Free schools and academies are autonomous of local authorities and manage their own budgets as well as set individual curriculums.

Cameron referred to them as independent schools in the state sector.

"I don't want great schools to just be the preserve of those that can pay the fees, or buy the nice house in the right catchment area - I want those schools to be open to every child - in every neighbourhood," he said.

Defending his Eton education - one of the most expensive schools in the world which boasts royalty as students - Cameron said he wants all children to have a similar educational experience to him.

"To all those people who say 'he wants children to have the kind of education he had at his posh school' I say yes. You're absolutely right," Cameron said.

"I went to a great school and I want every child to have a great education. I'm not here to defend privilege, I'm here to spread it."

Cameron's personal story

Similar to his Labour counterpart, Cameron focused parts of his speech on his own background to give a more personal account of his politics in a bid to woo voters.

His voice croaked and eyes welled as he spoke of his disabled son Ivan who died in 2009 aged six.

Praising the Paralympic Games, Cameron said his favourite moment of the summer was putting the gold medal around disabled swimmer Ellie Simmonds' neck.

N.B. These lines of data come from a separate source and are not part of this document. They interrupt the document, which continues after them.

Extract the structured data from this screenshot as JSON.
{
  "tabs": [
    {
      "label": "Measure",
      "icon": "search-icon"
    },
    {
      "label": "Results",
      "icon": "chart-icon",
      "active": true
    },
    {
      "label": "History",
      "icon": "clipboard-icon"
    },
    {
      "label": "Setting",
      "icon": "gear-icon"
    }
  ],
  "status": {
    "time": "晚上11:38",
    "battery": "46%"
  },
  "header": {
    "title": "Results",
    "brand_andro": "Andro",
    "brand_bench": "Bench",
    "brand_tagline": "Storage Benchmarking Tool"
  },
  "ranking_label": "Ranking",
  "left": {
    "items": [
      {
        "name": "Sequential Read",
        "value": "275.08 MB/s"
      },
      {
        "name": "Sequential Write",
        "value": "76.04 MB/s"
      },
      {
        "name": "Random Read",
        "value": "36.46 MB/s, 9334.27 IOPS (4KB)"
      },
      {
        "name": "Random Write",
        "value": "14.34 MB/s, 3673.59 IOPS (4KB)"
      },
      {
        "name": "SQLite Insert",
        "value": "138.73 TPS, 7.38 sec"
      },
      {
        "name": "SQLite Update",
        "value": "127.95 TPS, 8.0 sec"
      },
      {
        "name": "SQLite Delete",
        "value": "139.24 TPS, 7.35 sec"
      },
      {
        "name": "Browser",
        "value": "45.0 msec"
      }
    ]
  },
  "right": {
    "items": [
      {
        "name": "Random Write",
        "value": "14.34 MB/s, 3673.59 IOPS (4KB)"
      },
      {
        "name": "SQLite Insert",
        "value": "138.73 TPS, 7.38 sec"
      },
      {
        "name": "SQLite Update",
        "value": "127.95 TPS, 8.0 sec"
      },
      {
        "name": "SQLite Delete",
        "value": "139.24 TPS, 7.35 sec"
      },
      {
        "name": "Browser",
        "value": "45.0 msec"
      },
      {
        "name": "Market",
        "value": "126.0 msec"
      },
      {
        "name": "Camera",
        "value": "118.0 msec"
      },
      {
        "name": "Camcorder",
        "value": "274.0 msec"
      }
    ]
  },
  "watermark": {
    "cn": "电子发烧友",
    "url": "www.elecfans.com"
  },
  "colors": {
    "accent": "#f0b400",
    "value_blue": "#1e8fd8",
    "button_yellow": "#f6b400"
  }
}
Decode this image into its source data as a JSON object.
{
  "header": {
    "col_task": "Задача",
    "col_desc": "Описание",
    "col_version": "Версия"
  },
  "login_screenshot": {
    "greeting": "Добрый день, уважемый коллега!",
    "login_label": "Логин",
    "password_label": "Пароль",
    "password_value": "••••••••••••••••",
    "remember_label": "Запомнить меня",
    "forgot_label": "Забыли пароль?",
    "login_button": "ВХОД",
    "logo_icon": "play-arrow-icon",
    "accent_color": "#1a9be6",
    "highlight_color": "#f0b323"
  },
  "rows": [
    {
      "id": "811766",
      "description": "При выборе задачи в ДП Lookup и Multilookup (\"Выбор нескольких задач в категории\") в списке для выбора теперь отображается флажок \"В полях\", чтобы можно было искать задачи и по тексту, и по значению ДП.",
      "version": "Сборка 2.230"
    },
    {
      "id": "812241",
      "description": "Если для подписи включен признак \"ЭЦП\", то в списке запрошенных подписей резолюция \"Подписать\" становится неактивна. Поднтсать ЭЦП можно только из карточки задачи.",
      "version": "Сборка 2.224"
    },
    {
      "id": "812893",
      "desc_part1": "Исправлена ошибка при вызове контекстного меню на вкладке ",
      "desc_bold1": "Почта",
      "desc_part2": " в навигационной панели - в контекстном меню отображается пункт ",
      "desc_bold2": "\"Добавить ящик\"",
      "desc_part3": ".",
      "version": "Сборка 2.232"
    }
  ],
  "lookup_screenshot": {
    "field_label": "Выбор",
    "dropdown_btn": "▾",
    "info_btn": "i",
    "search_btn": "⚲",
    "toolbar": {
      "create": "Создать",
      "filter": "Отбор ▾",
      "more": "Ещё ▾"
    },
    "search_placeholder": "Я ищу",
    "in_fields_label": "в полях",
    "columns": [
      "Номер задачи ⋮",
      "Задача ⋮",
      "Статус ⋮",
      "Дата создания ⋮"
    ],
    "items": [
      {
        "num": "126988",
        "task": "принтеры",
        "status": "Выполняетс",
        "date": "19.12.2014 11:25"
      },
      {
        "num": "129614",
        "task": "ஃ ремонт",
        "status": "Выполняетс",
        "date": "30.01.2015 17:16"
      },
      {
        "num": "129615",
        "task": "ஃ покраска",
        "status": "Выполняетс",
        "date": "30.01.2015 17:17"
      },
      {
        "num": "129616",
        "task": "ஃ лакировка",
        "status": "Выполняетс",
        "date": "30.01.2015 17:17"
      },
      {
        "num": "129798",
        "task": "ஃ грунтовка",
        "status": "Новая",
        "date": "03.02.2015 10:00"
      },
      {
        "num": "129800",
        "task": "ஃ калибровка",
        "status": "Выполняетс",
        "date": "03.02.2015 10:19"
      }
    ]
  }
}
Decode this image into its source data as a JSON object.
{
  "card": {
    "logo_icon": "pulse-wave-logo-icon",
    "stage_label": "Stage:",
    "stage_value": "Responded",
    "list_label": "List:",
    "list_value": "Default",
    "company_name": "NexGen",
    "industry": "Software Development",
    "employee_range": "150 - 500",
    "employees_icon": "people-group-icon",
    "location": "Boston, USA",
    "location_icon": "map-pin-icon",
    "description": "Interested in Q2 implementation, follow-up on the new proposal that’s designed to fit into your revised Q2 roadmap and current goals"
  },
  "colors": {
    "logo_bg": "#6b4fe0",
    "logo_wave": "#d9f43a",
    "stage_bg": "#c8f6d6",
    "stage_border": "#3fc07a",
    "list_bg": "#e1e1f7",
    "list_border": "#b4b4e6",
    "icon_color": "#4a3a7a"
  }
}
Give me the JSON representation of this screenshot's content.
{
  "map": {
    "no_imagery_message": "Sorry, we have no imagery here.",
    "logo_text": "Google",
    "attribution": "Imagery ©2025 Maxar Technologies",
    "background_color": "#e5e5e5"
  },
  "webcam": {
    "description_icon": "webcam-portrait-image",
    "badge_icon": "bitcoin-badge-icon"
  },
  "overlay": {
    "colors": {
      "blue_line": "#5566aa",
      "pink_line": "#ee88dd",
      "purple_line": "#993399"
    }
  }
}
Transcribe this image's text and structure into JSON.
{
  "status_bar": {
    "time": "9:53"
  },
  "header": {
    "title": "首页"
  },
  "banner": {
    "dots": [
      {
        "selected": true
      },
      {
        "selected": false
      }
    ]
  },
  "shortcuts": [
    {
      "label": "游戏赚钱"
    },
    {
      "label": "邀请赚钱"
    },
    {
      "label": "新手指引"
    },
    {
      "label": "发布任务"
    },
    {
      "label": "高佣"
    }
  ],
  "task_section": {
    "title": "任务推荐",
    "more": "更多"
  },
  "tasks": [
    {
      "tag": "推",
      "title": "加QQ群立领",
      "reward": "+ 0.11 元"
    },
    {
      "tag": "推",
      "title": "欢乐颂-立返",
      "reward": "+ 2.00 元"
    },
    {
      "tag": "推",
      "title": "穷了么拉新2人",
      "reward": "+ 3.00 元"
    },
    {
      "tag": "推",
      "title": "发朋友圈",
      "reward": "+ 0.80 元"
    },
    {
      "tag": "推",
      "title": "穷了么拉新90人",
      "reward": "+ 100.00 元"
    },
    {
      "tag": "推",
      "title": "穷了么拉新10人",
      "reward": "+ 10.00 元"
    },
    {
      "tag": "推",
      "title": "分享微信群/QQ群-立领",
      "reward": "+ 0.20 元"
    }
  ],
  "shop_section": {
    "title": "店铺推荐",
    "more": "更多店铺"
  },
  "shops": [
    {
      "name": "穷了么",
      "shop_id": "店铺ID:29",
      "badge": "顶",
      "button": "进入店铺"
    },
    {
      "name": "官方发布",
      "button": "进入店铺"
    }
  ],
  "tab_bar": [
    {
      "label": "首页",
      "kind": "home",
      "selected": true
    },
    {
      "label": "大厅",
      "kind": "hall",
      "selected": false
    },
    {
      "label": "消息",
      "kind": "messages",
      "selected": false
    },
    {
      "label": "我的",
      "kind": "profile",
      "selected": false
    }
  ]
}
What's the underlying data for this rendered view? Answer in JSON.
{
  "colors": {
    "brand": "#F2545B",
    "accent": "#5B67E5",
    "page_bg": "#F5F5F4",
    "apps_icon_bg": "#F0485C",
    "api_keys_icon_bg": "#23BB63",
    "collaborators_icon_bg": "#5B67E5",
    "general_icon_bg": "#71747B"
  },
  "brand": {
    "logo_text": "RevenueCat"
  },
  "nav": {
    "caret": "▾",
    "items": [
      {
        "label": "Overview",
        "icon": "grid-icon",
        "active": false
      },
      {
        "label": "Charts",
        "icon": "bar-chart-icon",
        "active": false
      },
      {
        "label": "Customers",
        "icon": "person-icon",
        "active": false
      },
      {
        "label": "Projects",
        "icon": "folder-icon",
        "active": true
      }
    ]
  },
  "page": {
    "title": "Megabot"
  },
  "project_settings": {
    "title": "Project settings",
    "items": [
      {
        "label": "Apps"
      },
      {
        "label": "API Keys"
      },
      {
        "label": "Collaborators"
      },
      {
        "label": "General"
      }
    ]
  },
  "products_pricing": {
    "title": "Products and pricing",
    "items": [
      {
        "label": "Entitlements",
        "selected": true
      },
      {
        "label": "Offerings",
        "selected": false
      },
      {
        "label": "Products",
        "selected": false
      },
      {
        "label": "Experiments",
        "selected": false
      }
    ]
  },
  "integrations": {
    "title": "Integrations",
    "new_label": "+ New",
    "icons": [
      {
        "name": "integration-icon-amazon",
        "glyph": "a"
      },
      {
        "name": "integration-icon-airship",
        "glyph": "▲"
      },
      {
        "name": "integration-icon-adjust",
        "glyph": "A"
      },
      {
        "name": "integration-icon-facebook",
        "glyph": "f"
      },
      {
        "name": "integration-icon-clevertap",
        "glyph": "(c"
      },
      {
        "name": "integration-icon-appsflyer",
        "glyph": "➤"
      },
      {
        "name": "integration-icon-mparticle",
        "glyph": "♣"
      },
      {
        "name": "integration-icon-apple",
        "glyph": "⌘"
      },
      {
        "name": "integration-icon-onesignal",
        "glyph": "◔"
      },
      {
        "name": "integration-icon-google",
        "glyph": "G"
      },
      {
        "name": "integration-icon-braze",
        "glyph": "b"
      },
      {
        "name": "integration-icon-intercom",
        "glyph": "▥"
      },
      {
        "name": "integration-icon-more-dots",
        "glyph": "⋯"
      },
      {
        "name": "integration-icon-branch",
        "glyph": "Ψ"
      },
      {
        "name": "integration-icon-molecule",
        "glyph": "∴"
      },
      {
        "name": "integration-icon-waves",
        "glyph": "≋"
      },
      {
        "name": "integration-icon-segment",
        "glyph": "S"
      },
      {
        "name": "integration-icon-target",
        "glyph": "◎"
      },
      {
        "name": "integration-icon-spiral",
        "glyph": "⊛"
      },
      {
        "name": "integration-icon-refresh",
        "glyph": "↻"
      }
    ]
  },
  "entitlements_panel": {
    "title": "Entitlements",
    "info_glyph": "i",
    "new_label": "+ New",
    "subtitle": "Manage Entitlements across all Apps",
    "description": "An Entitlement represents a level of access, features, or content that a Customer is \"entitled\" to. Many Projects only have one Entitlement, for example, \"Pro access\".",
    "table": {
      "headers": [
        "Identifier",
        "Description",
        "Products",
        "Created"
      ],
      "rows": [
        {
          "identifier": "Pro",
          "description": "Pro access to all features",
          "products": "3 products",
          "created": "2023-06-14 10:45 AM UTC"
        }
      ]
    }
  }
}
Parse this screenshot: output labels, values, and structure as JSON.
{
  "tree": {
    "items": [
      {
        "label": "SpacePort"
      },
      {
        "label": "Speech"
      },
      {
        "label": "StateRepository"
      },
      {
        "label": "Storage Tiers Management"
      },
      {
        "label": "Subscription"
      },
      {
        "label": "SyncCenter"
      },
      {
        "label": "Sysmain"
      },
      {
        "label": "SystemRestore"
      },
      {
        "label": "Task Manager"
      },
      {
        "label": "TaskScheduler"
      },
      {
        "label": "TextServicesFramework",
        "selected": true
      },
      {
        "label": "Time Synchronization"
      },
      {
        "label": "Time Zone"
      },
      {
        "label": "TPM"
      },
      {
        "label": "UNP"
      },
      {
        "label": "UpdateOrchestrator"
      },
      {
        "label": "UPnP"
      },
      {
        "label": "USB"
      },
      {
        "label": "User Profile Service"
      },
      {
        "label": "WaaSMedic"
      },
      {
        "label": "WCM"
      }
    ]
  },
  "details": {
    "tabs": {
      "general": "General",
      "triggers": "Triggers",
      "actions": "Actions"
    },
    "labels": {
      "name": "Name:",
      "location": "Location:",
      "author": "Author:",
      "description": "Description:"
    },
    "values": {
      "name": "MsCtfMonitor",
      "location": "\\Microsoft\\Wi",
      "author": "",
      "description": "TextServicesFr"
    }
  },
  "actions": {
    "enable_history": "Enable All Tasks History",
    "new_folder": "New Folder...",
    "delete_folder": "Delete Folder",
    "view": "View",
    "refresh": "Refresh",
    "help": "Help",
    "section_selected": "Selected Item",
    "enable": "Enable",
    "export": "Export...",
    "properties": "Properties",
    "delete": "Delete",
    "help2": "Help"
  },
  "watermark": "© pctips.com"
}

"When I used to push my son Ivan around in his wheelchair, I always thought that some people saw the wheelchair, not the boy," Cameron said.

"Today more people would see the boy and not the wheelchair - and that's because of what happened here this summer."

Cameron's father Ian, a wealthy stockbroker from Berkshire, passed away in 2010 aged 77. In his speech, Cameron spoke of the influence his father's experience had on his outlook of life.

His father was born with leg deformities and struggled in his early years, having to have several operations to try and correct what was wrong.

"Because disability in the 1930s was such a stigma, he was an only child, probably a lonely child," Cameron said.

"But dad was the eternal optimist. To him the glass was always half full, usually with something alcoholic in it.

"When I was a boy I remember once going on a long walk with him in the village where we lived, passing the church he supported and the village hall where he took part in interminable parish council meetings. He told me what he was most proud of.

"It was simple. Working hard from the moment he left school and providing a good start in life for his family. Not just all of us, but helping his mum too, when his father ran off.

"Not a hard luck story, but a hard work story."

Cameron used his speech to acknowledge his own privilege in a bid to combat attacks on his background.